Uptrends designed its HTTP(S) monitors to check the availability and speed of your website, but when you need to check other non-web, networked devices from outside your firewall, you need a Network Check. Uptrends will notify your team when it encounters an error with your provided URL or IP address, and depending on the error, you will receive a traceroute to assist you in fixing the problem. With Network Checks, you have two options: ping or connect.
Ping
When you select the Ping Network Check, Uptrends' checkpoints use ICMP (Internet Control Message Protocol) to send an echo request. Uptrends gathers and reports response times and issues alerts for any errors found in the reply.
Connect
When you select a Connect Network Check, Uptrends will attempt to connect to the port number you designate. You can provide any port number; for example, to make a SSH (Secure Shell) connection to a Linux box you would indicate port 22.
Features
Both the Ping and Connect provide you with many options for your monitoring.
Interval
Although the default setting for interval is five minutes, you can adjust the interval from one minute up to once an hour.
IP version
IPv4 has long been the standard, but the new version IPv6 is quickly gaining acceptance. Most of the Uptrends checkpoints support IPv6, and we continue to add more.
Performance
Slow connects or pings may indicate other network or hardware issues. Using the Error conditions tab, you can set performance limits to notify you when your network experiences performance problems.
Traceroute
Uptrends performs traceroute diagnostics in several cases:
- As part of a monitor check, when the monitor suspects a connectivity/networking issue. For example, when an HTTPS monitor tries to contact the web server, but no TCP connection can be created to the server’s IP address, a traceroute will be performed as a way to collect some extra diagnostics about the connectivity between Uptrends' checkpoint location and your server.

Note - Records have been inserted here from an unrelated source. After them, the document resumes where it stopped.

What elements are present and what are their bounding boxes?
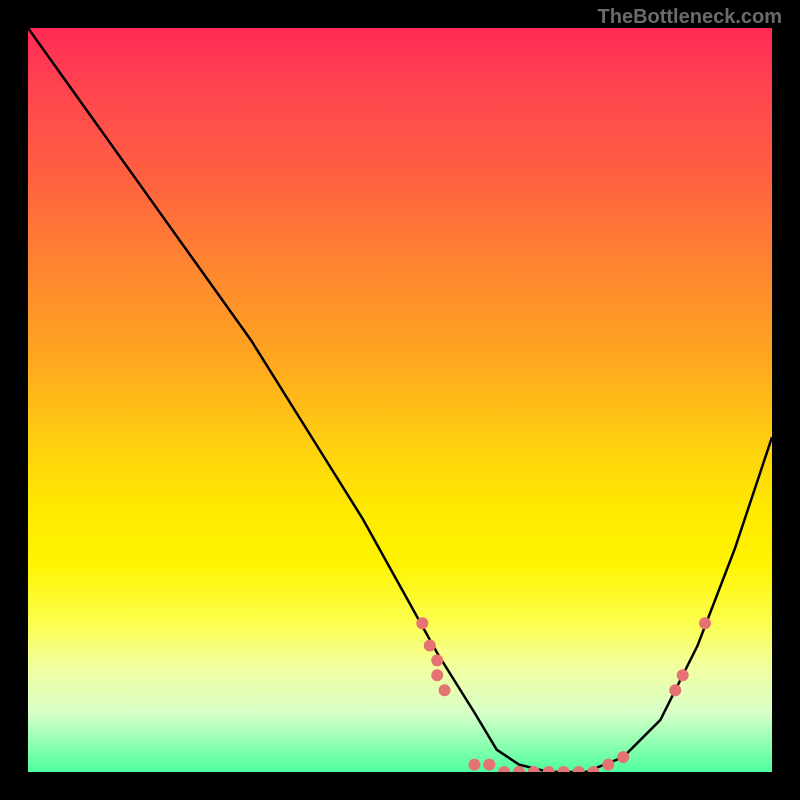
data-marker bbox=[498, 766, 510, 772]
data-marker bbox=[439, 684, 451, 696]
data-marker bbox=[431, 669, 443, 681]
data-markers bbox=[416, 617, 711, 772]
data-marker bbox=[573, 766, 585, 772]
data-marker bbox=[669, 684, 681, 696]
data-marker bbox=[677, 669, 689, 681]
data-marker bbox=[431, 654, 443, 666]
watermark-text: TheBottleneck.com bbox=[598, 6, 782, 29]
data-marker bbox=[468, 759, 480, 771]
data-marker bbox=[558, 766, 570, 772]
chart-svg bbox=[28, 28, 772, 772]
data-marker bbox=[602, 759, 614, 771]
data-marker bbox=[699, 617, 711, 629]
data-marker bbox=[543, 766, 555, 772]
bottleneck-curve bbox=[28, 28, 772, 772]
data-marker bbox=[416, 617, 428, 629]
chart-plot-area bbox=[28, 28, 772, 772]
data-marker bbox=[424, 640, 436, 652]
data-marker bbox=[483, 759, 495, 771]
data-marker bbox=[617, 751, 629, 763]
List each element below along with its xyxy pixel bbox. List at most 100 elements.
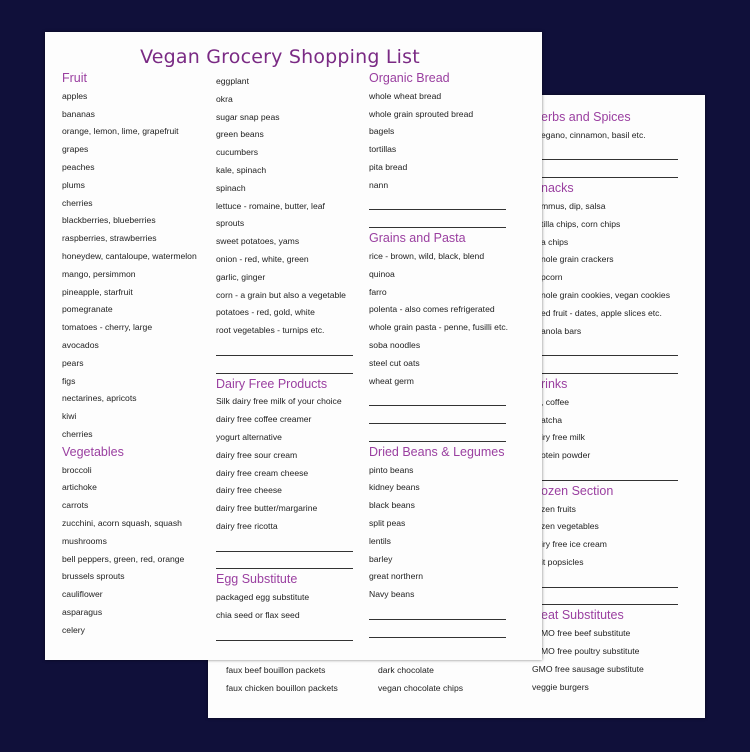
section-heading: Dried Beans & Legumes <box>369 444 505 459</box>
back-column-1: faux beef bouillon packets faux chicken b… <box>226 662 338 698</box>
list-item: okra <box>216 93 233 104</box>
front-column-3: Organic Bread whole wheat bread whole grai… <box>369 70 508 640</box>
list-item: egano, cinnamon, basil etc. <box>541 129 646 140</box>
list-item: bananas <box>62 108 95 119</box>
list-item: cucumbers <box>216 147 259 158</box>
blank-write-in-line <box>216 536 353 554</box>
list-item: anola bars <box>541 325 582 336</box>
list-item: spinach <box>216 182 246 193</box>
list-item: artichoke <box>62 482 97 493</box>
blank-write-in-line <box>541 162 678 180</box>
section-heading: erbs and Spices <box>541 110 631 124</box>
list-item: pcorn <box>541 272 563 283</box>
list-item: broccoli <box>62 464 92 475</box>
list-item: chia seed or flax seed <box>216 609 300 620</box>
list-item: nann <box>369 179 389 190</box>
blank-write-in-line <box>369 212 508 230</box>
list-item: kidney beans <box>369 482 420 493</box>
list-item: blackberries, blueberries <box>62 215 156 226</box>
list-item: corn - a grain but also a vegetable <box>216 289 346 300</box>
section-heading: Organic Bread <box>369 71 450 85</box>
list-item: nectarines, apricots <box>62 393 137 404</box>
list-item: soba noodles <box>369 339 421 350</box>
list-item: dairy free sour cream <box>216 449 298 460</box>
list-item: root vegetables - turnips etc. <box>216 325 325 336</box>
blank-write-in-line <box>369 195 508 213</box>
list-item: quinoa <box>369 268 395 279</box>
list-item: pita bread <box>369 161 408 172</box>
list-item: tomatoes - cherry, large <box>62 322 153 333</box>
list-item: otein powder <box>541 450 591 461</box>
section-heading: Dairy Free Products <box>216 376 328 391</box>
list-item: great northern <box>369 571 423 582</box>
section-heading: rinks <box>541 376 568 391</box>
blank-write-in-line <box>369 408 508 426</box>
list-item: , coffee <box>541 396 570 407</box>
list-item: sugar snap peas <box>216 111 280 122</box>
list-item: steel cut oats <box>369 357 420 368</box>
list-item: cauliflower <box>62 589 103 600</box>
blank-write-in-line <box>541 465 678 483</box>
list-item: faux beef bouillon packets <box>226 665 326 675</box>
list-item: lentils <box>369 535 391 546</box>
section-heading: ozen Section <box>541 483 614 498</box>
list-item: iry free ice cream <box>541 539 607 550</box>
list-item: veggie burgers <box>532 681 589 692</box>
list-item: mmus, dip, salsa <box>541 200 606 211</box>
list-item: eggplant <box>216 76 249 86</box>
blank-write-in-line <box>541 590 678 608</box>
front-page: Vegan Grocery Shopping List Fruit apples b… <box>45 32 542 660</box>
list-item: bagels <box>369 126 395 137</box>
list-item: zen vegetables <box>541 521 599 532</box>
list-item: figs <box>62 375 76 386</box>
section-heading: Grains and Pasta <box>369 231 466 246</box>
list-item: rice - brown, wild, black, blend <box>369 250 485 261</box>
list-item: zen fruits <box>541 503 576 514</box>
list-item: onion - red, white, green <box>216 253 309 264</box>
blank-write-in-line <box>541 572 678 590</box>
list-item: pineapple, starfruit <box>62 286 133 297</box>
list-item: pomegranate <box>62 304 113 315</box>
list-item: atcha <box>541 414 563 425</box>
list-item: carrots <box>62 500 89 511</box>
section-heading: eat Substitutes <box>541 608 624 623</box>
list-item: sprouts <box>216 218 245 229</box>
list-item: tortillas <box>369 144 397 155</box>
list-item: MO free poultry substitute <box>541 645 640 656</box>
page-title: Vegan Grocery Shopping List <box>140 46 420 68</box>
blank-write-in-line <box>216 340 353 358</box>
list-item: farro <box>369 286 387 297</box>
list-item: mushrooms <box>62 535 107 546</box>
list-item: potatoes - red, gold, white <box>216 307 315 318</box>
section-heading: Egg Substitute <box>216 572 298 587</box>
list-item: faux chicken bouillon packets <box>226 682 338 693</box>
blank-write-in-line <box>541 340 678 358</box>
front-column-1: Fruit apples bananas orange, lemon, lime, g… <box>62 70 197 640</box>
list-item: vegan chocolate chips <box>378 682 464 693</box>
list-item: mango, persimmon <box>62 268 136 279</box>
list-item: nole grain cookies, vegan cookies <box>541 289 670 300</box>
list-item: iry free milk <box>541 432 585 443</box>
list-item: kale, spinach <box>216 164 267 175</box>
list-item: dairy free butter/margarine <box>216 503 318 514</box>
list-item: brussels sprouts <box>62 571 125 582</box>
blank-write-in-line <box>369 604 508 622</box>
blank-write-in-line <box>369 622 508 640</box>
list-item: ed fruit - dates, apple slices etc. <box>541 307 662 318</box>
blank-write-in-line <box>369 426 508 444</box>
list-item: whole wheat bread <box>369 90 442 101</box>
list-item: cherries <box>62 197 93 208</box>
list-item: it popsicles <box>541 556 584 567</box>
list-item: tilla chips, corn chips <box>541 218 621 229</box>
blank-write-in-line <box>216 625 353 643</box>
list-item: black beans <box>369 500 415 511</box>
back-column-2: dark chocolate vegan chocolate chips <box>378 662 463 698</box>
list-item: dairy free ricotta <box>216 520 278 531</box>
list-item: dairy free cheese <box>216 485 282 496</box>
list-item: kiwi <box>62 411 77 422</box>
list-item: avocados <box>62 339 99 350</box>
list-item: dairy free coffee creamer <box>216 414 312 425</box>
section-heading: nacks <box>541 181 574 196</box>
list-item: lettuce - romaine, butter, leaf <box>216 200 325 211</box>
list-item: pinto beans <box>369 464 414 475</box>
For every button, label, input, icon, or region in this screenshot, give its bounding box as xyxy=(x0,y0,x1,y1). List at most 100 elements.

- When you use the free traceroute tool to perform an explicit traceroute on one of Uptrends' checkpoint servers.
It’s important to understand what type of traffic to expect when these traceroutes are performed. Traceroute implementations behave differently on different platforms: some implementation use UDP packets, some use TCP packets, and some use ICMP (ping) echo requests. The traceroutes that Uptrends executes are always performed on Windows servers, which use ICMP packets. Therefore, using Uptrends to perform traceroutes to your networking environment will only work if your network allows ICMP packets. No TCP or UDP traffic is involved.